Votation du mois de mars 2024: la majorité des cantons n’ont que le programme fédéral à proposer au souverain. Parmi les douze cantons proposant également un scrutin cantonal, c’est Genève qui présente le programme le plus copieux, avec huit objets. Le fait est que les citoyens du bout du lac ont régulièrement à se prononcer sur davantage de sujets que le reste de la Suisse.
Avec des référendums facilités dans les domaines de la fiscalité et des droits des locataires et un nombre de signatures nécessaires pour l’aboutissement des initiatives et référendums récemment revus à la baisse, il est facile de passer par le peuple, lorsque l’on n’a pas réussi à convaincre le parlement.
Si l’on peut se réjouir de voir notre démocratie si vivante, cette profusion de votations n’a pas que des avantages
Stéphanie Ruegsegger
De plus, Genève est un des rares cantons où les députés au Grand Conseil peuvent déposer eux-mêmes des projets de loi et autres textes parlementaires. Cette grande liberté est bien connue de nombreux groupes et entités désireux de faire entendre leurs voix. Ils sollicitent très régulièrement les élus pour que ceux-ci portent leurs messages. Le dialogue est intense entre élus et citoyens. La démocratie fonctionne donc à plein régime. Et cela sera encore plus facile désormais, puisque le souverain a accepté dimanche une nouvelle diminution du nombre de signatures.

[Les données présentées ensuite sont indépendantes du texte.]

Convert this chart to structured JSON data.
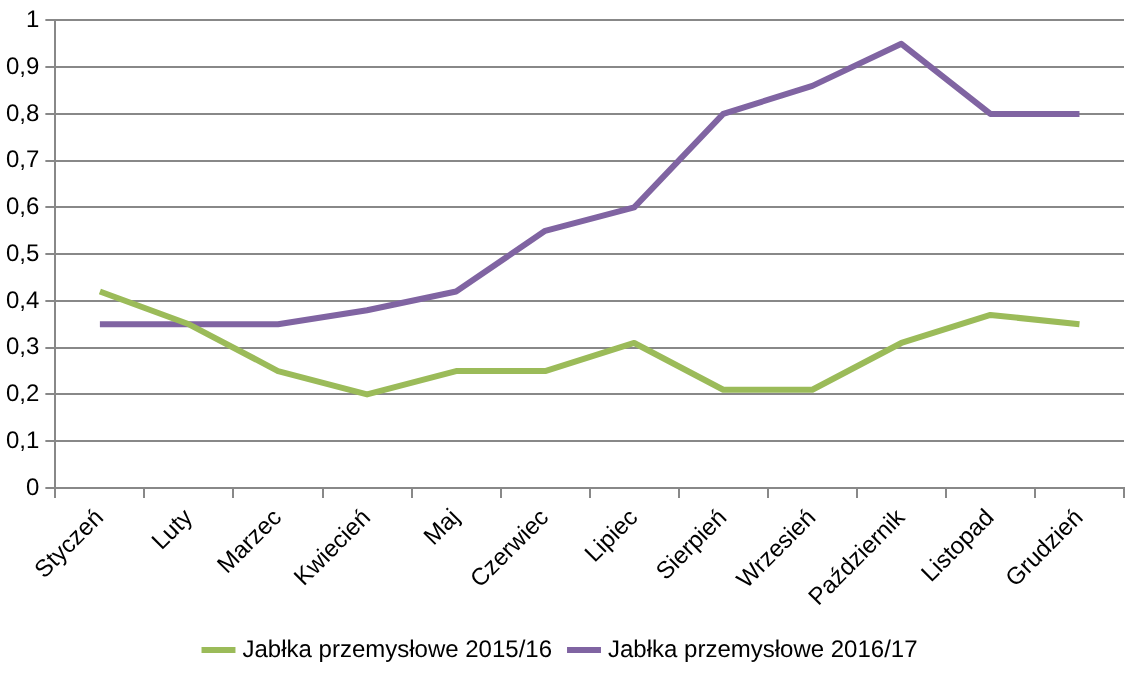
{
  "chart_data": {
    "type": "line",
    "categories": [
      "Styczeń",
      "Luty",
      "Marzec",
      "Kwiecień",
      "Maj",
      "Czerwiec",
      "Lipiec",
      "Sierpień",
      "Wrzesień",
      "Październik",
      "Listopad",
      "Grudzień"
    ],
    "series": [
      {
        "name": "Jabłka przemysłowe 2015/16",
        "color": "#9bbb59",
        "values": [
          0.42,
          0.35,
          0.25,
          0.2,
          0.25,
          0.25,
          0.31,
          0.21,
          0.21,
          0.31,
          0.37,
          0.35
        ]
      },
      {
        "name": "Jabłka przemysłowe 2016/17",
        "color": "#8064a2",
        "values": [
          0.35,
          0.35,
          0.35,
          0.38,
          0.42,
          0.55,
          0.6,
          0.8,
          0.86,
          0.95,
          0.8,
          0.8
        ]
      }
    ],
    "ylim": [
      0,
      1
    ],
    "yticks": [
      0,
      {
        "value": 0.1,
        "label": "0,1"
      },
      {
        "value": 0.2,
        "label": "0,2"
      },
      {
        "value": 0.3,
        "label": "0,3"
      },
      {
        "value": 0.4,
        "label": "0,4"
      },
      {
        "value": 0.5,
        "label": "0,5"
      },
      {
        "value": 0.6,
        "label": "0,6"
      },
      {
        "value": 0.7,
        "label": "0,7"
      },
      {
        "value": 0.8,
        "label": "0,8"
      },
      {
        "value": 0.9,
        "label": "0,9"
      },
      1
    ],
    "grid": "y",
    "legend": "bottom",
    "marker": "none",
    "line_style": "solid"
  }
}
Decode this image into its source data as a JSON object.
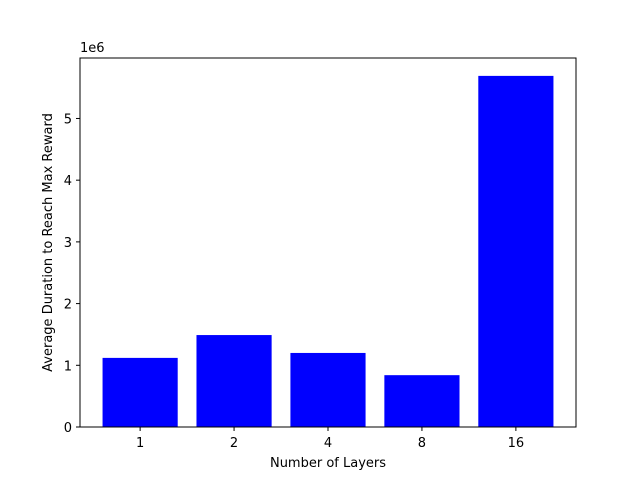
{
  "chart_data": {
    "type": "bar",
    "categories": [
      "1",
      "2",
      "4",
      "8",
      "16"
    ],
    "values": [
      1120000,
      1490000,
      1200000,
      840000,
      5690000
    ],
    "xlabel": "Number of Layers",
    "ylabel": "Average Duration to Reach Max Reward",
    "y_offset_label": "1e6",
    "y_scale_factor": 1000000,
    "yticks": [
      0,
      1,
      2,
      3,
      4,
      5
    ],
    "ylim": [
      0,
      5980000
    ],
    "bar_color": "#0000ff",
    "grid": false,
    "legend": "none"
  }
}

Si l’on peut se réjouir de voir notre démocratie si vivante, cette profusion de votations n’a pas que des avantages. Le Conseil d’Etat genevois lui-même estimait dans la brochure consacrée aux votations cantonales «au nom des institutions et de leur bon fonctionnement, que l’exercice des droits politiques pourrait être banalisé, voire galvaudé, s’il était trop facile d’accès». Pour la population, entre un objet lié à l’aménagement, un autre de nature fiscale ou encore une réforme sociale, maîtriser les enjeux peut s’avérer un exercice difficile. A moins d’un vrai investissement en temps, l’information peut se limiter à des slogans réducteurs. Pas certain dans ce cas que la démocratie en sorte gagnante.
De plus, ces votations multiples peuvent potentiellement freiner le bon fonctionnement de nos institutions. Il sera désormais plus facile de lancer des initiatives sur des objets de nature plus individuelle que collective. Aujourd’hui, certains préfèrent déjà utiliser cet instrument pour traiter de conflits qui devraient être réglés par la voie procédurale ordinaire. Et la facilitation du référendum permet de retarder l’entrée en vigueur de certaines lois.
Rendre la démocratie accessible est une bonne chose. Mais celle-ci ne doit être l’instrument d’une petite minorité, qui en abuse pour alourdir et obstruer le bon fonctionnement des institutions.